Data were mixed…
- The private sector Caixin services PMI in China was unexpectedly weak in September at 51.3 (vs 52.0 expected), although this headline weakness belied strength in employment and new orders sub-indices.
- German industrial production rose unexpectedly in August, as did Spanish and Italian, whilst readings for France and the UK unexpectedly fell. Overall France, Italy and the UK have recorded year on year (YoY) declines of 1.5-2%, Germany has fallen more, by around 5%, whilst Spain is an outlier to the upside at +1.7%. Industrial confidence surveys continue to depict a gloomy outlook.
- US core CPI missed on the downside at +0.13% mom after four months of solid beats, leaving the annual reading at +2.4%. Headline CPI was a touch below expectations at +1.7%.
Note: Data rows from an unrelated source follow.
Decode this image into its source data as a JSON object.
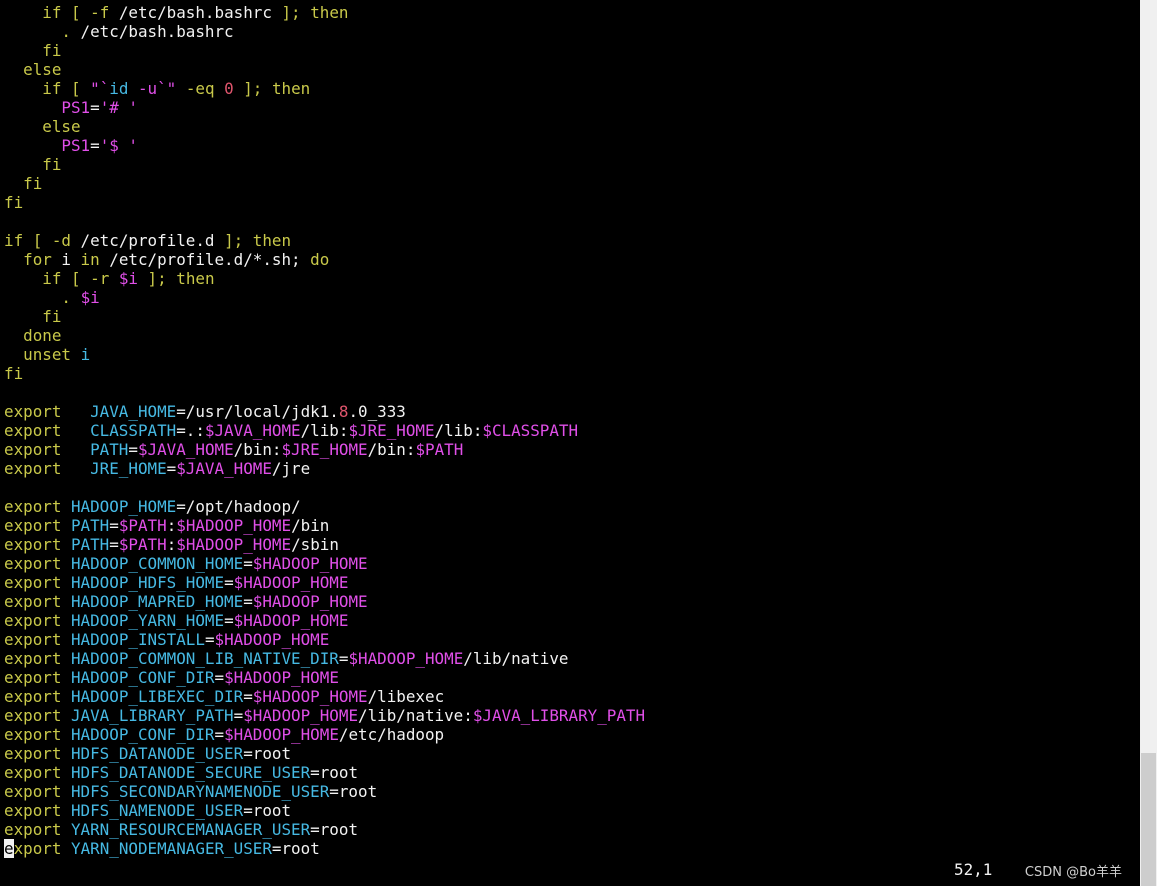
{
  "colors": {
    "background": "#000000",
    "text": "#f2f2f2",
    "keyword": "#c9c94a",
    "identifier": "#46b9e3",
    "variable": "#e04fe8",
    "number": "#e0556d",
    "cursor": "#f2f2f2"
  },
  "editor": {
    "lines": [
      [
        {
          "t": "    "
        },
        {
          "t": "if",
          "c": "keyword"
        },
        {
          "t": " [ ",
          "c": "keyword"
        },
        {
          "t": "-f",
          "c": "keyword"
        },
        {
          "t": " /etc/bash.bashrc "
        },
        {
          "t": "];",
          "c": "keyword"
        },
        {
          "t": " "
        },
        {
          "t": "then",
          "c": "keyword"
        }
      ],
      [
        {
          "t": "      "
        },
        {
          "t": ".",
          "c": "keyword"
        },
        {
          "t": " /etc/bash.bashrc"
        }
      ],
      [
        {
          "t": "    "
        },
        {
          "t": "fi",
          "c": "keyword"
        }
      ],
      [
        {
          "t": "  "
        },
        {
          "t": "else",
          "c": "keyword"
        }
      ],
      [
        {
          "t": "    "
        },
        {
          "t": "if",
          "c": "keyword"
        },
        {
          "t": " [ ",
          "c": "keyword"
        },
        {
          "t": "\"`",
          "c": "variable"
        },
        {
          "t": "id",
          "c": "identifier"
        },
        {
          "t": " -u",
          "c": "variable"
        },
        {
          "t": "`\"",
          "c": "variable"
        },
        {
          "t": " -eq ",
          "c": "keyword"
        },
        {
          "t": "0",
          "c": "number"
        },
        {
          "t": " ];",
          "c": "keyword"
        },
        {
          "t": " "
        },
        {
          "t": "then",
          "c": "keyword"
        }
      ],
      [
        {
          "t": "      "
        },
        {
          "t": "PS1",
          "c": "variable"
        },
        {
          "t": "="
        },
        {
          "t": "'# '",
          "c": "variable"
        }
      ],
      [
        {
          "t": "    "
        },
        {
          "t": "else",
          "c": "keyword"
        }
      ],
      [
        {
          "t": "      "
        },
        {
          "t": "PS1",
          "c": "variable"
        },
        {
          "t": "="
        },
        {
          "t": "'$ '",
          "c": "variable"
        }
      ],
      [
        {
          "t": "    "
        },
        {
          "t": "fi",
          "c": "keyword"
        }
      ],
      [
        {
          "t": "  "
        },
        {
          "t": "fi",
          "c": "keyword"
        }
      ],
      [
        {
          "t": "fi",
          "c": "keyword"
        }
      ],
      [
        {
          "t": ""
        }
      ],
      [
        {
          "t": "if",
          "c": "keyword"
        },
        {
          "t": " [ ",
          "c": "keyword"
        },
        {
          "t": "-d",
          "c": "keyword"
        },
        {
          "t": " /etc/profile.d "
        },
        {
          "t": "];",
          "c": "keyword"
        },
        {
          "t": " "
        },
        {
          "t": "then",
          "c": "keyword"
        }
      ],
      [
        {
          "t": "  "
        },
        {
          "t": "for",
          "c": "keyword"
        },
        {
          "t": " i "
        },
        {
          "t": "in",
          "c": "keyword"
        },
        {
          "t": " /etc/profile.d/*.sh; "
        },
        {
          "t": "do",
          "c": "keyword"
        }
      ],
      [
        {
          "t": "    "
        },
        {
          "t": "if",
          "c": "keyword"
        },
        {
          "t": " [ ",
          "c": "keyword"
        },
        {
          "t": "-r",
          "c": "keyword"
        },
        {
          "t": " "
        },
        {
          "t": "$i",
          "c": "variable"
        },
        {
          "t": " ];",
          "c": "keyword"
        },
        {
          "t": " "
        },
        {
          "t": "then",
          "c": "keyword"
        }
      ],
      [
        {
          "t": "      "
        },
        {
          "t": ".",
          "c": "keyword"
        },
        {
          "t": " "
        },
        {
          "t": "$i",
          "c": "variable"
        }
      ],
      [
        {
          "t": "    "
        },
        {
          "t": "fi",
          "c": "keyword"
        }
      ],
      [
        {
          "t": "  "
        },
        {
          "t": "done",
          "c": "keyword"
        }
      ],
      [
        {
          "t": "  "
        },
        {
          "t": "unset",
          "c": "keyword"
        },
        {
          "t": " "
        },
        {
          "t": "i",
          "c": "identifier"
        }
      ],
      [
        {
          "t": "fi",
          "c": "keyword"
        }
      ],
      [
        {
          "t": ""
        }
      ],
      [
        {
          "t": "export",
          "c": "keyword"
        },
        {
          "t": "   "
        },
        {
          "t": "JAVA_HOME",
          "c": "identifier"
        },
        {
          "t": "=/usr/local/jdk1."
        },
        {
          "t": "8",
          "c": "number"
        },
        {
          "t": ".0_333"
        }
      ],
      [
        {
          "t": "export",
          "c": "keyword"
        },
        {
          "t": "   "
        },
        {
          "t": "CLASSPATH",
          "c": "identifier"
        },
        {
          "t": "=.:"
        },
        {
          "t": "$JAVA_HOME",
          "c": "variable"
        },
        {
          "t": "/lib:"
        },
        {
          "t": "$JRE_HOME",
          "c": "variable"
        },
        {
          "t": "/lib:"
        },
        {
          "t": "$CLASSPATH",
          "c": "variable"
        }
      ],
      [
        {
          "t": "export",
          "c": "keyword"
        },
        {
          "t": "   "
        },
        {
          "t": "PATH",
          "c": "identifier"
        },
        {
          "t": "="
        },
        {
          "t": "$JAVA_HOME",
          "c": "variable"
        },
        {
          "t": "/bin:"
        },
        {
          "t": "$JRE_HOME",
          "c": "variable"
        },
        {
          "t": "/bin:"
        },
        {
          "t": "$PATH",
          "c": "variable"
        }
      ],
      [
        {
          "t": "export",
          "c": "keyword"
        },
        {
          "t": "   "
        },
        {
          "t": "JRE_HOME",
          "c": "identifier"
        },
        {
          "t": "="
        },
        {
          "t": "$JAVA_HOME",
          "c": "variable"
        },
        {
          "t": "/jre"
        }
      ],
      [
        {
          "t": ""
        }
      ],
      [
        {
          "t": "export",
          "c": "keyword"
        },
        {
          "t": " "
        },
        {
          "t": "HADOOP_HOME",
          "c": "identifier"
        },
        {
          "t": "=/opt/hadoop/"
        }
      ],
      [
        {
          "t": "export",
          "c": "keyword"
        },
        {
          "t": " "
        },
        {
          "t": "PATH",
          "c": "identifier"
        },
        {
          "t": "="
        },
        {
          "t": "$PATH",
          "c": "variable"
        },
        {
          "t": ":"
        },
        {
          "t": "$HADOOP_HOME",
          "c": "variable"
        },
        {
          "t": "/bin"
        }
      ],
      [
        {
          "t": "export",
          "c": "keyword"
        },
        {
          "t": " "
        },
        {
          "t": "PATH",
          "c": "identifier"
        },
        {
          "t": "="
        },
        {
          "t": "$PATH",
          "c": "variable"
        },
        {
          "t": ":"
        },
        {
          "t": "$HADOOP_HOME",
          "c": "variable"
        },
        {
          "t": "/sbin"
        }
      ],
      [
        {
          "t": "export",
          "c": "keyword"
        },
        {
          "t": " "
        },
        {
          "t": "HADOOP_COMMON_HOME",
          "c": "identifier"
        },
        {
          "t": "="
        },
        {
          "t": "$HADOOP_HOME",
          "c": "variable"
        }
      ],
      [
        {
          "t": "export",
          "c": "keyword"
        },
        {
          "t": " "
        },
        {
          "t": "HADOOP_HDFS_HOME",
          "c": "identifier"
        },
        {
          "t": "="
        },
        {
          "t": "$HADOOP_HOME",
          "c": "variable"
        }
      ],
      [
        {
          "t": "export",
          "c": "keyword"
        },
        {
          "t": " "
        },
        {
          "t": "HADOOP_MAPRED_HOME",
          "c": "identifier"
        },
        {
          "t": "="
        },
        {
          "t": "$HADOOP_HOME",
          "c": "variable"
        }
      ],
      [
        {
          "t": "export",
          "c": "keyword"
        },
        {
          "t": " "
        },
        {
          "t": "HADOOP_YARN_HOME",
          "c": "identifier"
        },
        {
          "t": "="
        },
        {
          "t": "$HADOOP_HOME",
          "c": "variable"
        }
      ],
      [
        {
          "t": "export",
          "c": "keyword"
        },
        {
          "t": " "
        },
        {
          "t": "HADOOP_INSTALL",
          "c": "identifier"
        },
        {
          "t": "="
        },
        {
          "t": "$HADOOP_HOME",
          "c": "variable"
        }
      ],
      [
        {
          "t": "export",
          "c": "keyword"
        },
        {
          "t": " "
        },
        {
          "t": "HADOOP_COMMON_LIB_NATIVE_DIR",
          "c": "identifier"
        },
        {
          "t": "="
        },
        {
          "t": "$HADOOP_HOME",
          "c": "variable"
        },
        {
          "t": "/lib/native"
        }
      ],
      [
        {
          "t": "export",
          "c": "keyword"
        },
        {
          "t": " "
        },
        {
          "t": "HADOOP_CONF_DIR",
          "c": "identifier"
        },
        {
          "t": "="
        },
        {
          "t": "$HADOOP_HOME",
          "c": "variable"
        }
      ],
      [
        {
          "t": "export",
          "c": "keyword"
        },
        {
          "t": " "
        },
        {
          "t": "HADOOP_LIBEXEC_DIR",
          "c": "identifier"
        },
        {
          "t": "="
        },
        {
          "t": "$HADOOP_HOME",
          "c": "variable"
        },
        {
          "t": "/libexec"
        }
      ],
      [
        {
          "t": "export",
          "c": "keyword"
        },
        {
          "t": " "
        },
        {
          "t": "JAVA_LIBRARY_PATH",
          "c": "identifier"
        },
        {
          "t": "="
        },
        {
          "t": "$HADOOP_HOME",
          "c": "variable"
        },
        {
          "t": "/lib/native:"
        },
        {
          "t": "$JAVA_LIBRARY_PATH",
          "c": "variable"
        }
      ],
      [
        {
          "t": "export",
          "c": "keyword"
        },
        {
          "t": " "
        },
        {
          "t": "HADOOP_CONF_DIR",
          "c": "identifier"
        },
        {
          "t": "="
        },
        {
          "t": "$HADOOP_HOME",
          "c": "variable"
        },
        {
          "t": "/etc/hadoop"
        }
      ],
      [
        {
          "t": "export",
          "c": "keyword"
        },
        {
          "t": " "
        },
        {
          "t": "HDFS_DATANODE_USER",
          "c": "identifier"
        },
        {
          "t": "=root"
        }
      ],
      [
        {
          "t": "export",
          "c": "keyword"
        },
        {
          "t": " "
        },
        {
          "t": "HDFS_DATANODE_SECURE_USER",
          "c": "identifier"
        },
        {
          "t": "=root"
        }
      ],
      [
        {
          "t": "export",
          "c": "keyword"
        },
        {
          "t": " "
        },
        {
          "t": "HDFS_SECONDARYNAMENODE_USER",
          "c": "identifier"
        },
        {
          "t": "=root"
        }
      ],
      [
        {
          "t": "export",
          "c": "keyword"
        },
        {
          "t": " "
        },
        {
          "t": "HDFS_NAMENODE_USER",
          "c": "identifier"
        },
        {
          "t": "=root"
        }
      ],
      [
        {
          "t": "export",
          "c": "keyword"
        },
        {
          "t": " "
        },
        {
          "t": "YARN_RESOURCEMANAGER_USER",
          "c": "identifier"
        },
        {
          "t": "=root"
        }
      ],
      [
        {
          "t": "e",
          "c": "cursor"
        },
        {
          "t": "xport",
          "c": "keyword"
        },
        {
          "t": " "
        },
        {
          "t": "YARN_NODEMANAGER_USER",
          "c": "identifier"
        },
        {
          "t": "=root"
        }
      ]
    ]
  },
  "status": {
    "ruler": "52,1"
  },
  "watermark": {
    "text": "CSDN @Bo羊羊"
  },
  "scrollbar": {
    "thumb_start": 0.85,
    "thumb_fraction": 0.15
  }
}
…monetary policy setters are highly divided on the correct policy stance
- The September ECB meeting minutes indicated that “all members” felt easing was needed, with “a clear majority” advocating a resumption of QE and “a very large majority” agreeing to a rate cut. This is somewhat at variance with the public criticism expressed since the meeting by a number of Governing Council members, not just the traditionally hawkish Germans and Dutch, but also the French and the Baltic states. The bar for additional easing is likely high.
- The September FOMC meeting minutes indicated that whilst “most” participants favoured the rate cut delivered, “several” felt that the policy stance was already sufficiently accommodative. The rationale for easing has primarily been “risk management” in the face of growing uncertainty stemming from trade tensions and slowing growth overseas, with the domestic economy still viewed as strong. The question is whether the two 25bp cuts since July are sufficient to offset the impact of overseas developments. Market pricing still regards another rate cut at the October meeting as more likely than not.
Stocks posted solid gains on rising optimism around Sino-US trade talks and Brexit negotiations
- After last week’s “rising recession risk” scare, equities rebounded smartly this week as a Chinese trade delegation arrived in Washington and hopes rose for the raft of tariffs due for implementation on 15th October to be delayed.
- Sterling bounced past $1.25 towards the end of the week on “promising signals” of a deal after Irish Taoiseach Leo Varadkar met with Boris Johnson in Dublin. Technical talks are ongoing in Brussels ahead of the EU summit next week.
- As the backlash intensifies over the most recent ECB stimulus package to begin next month, European bonds yields and pan-European value equities (particularly Banks) were also up over the week.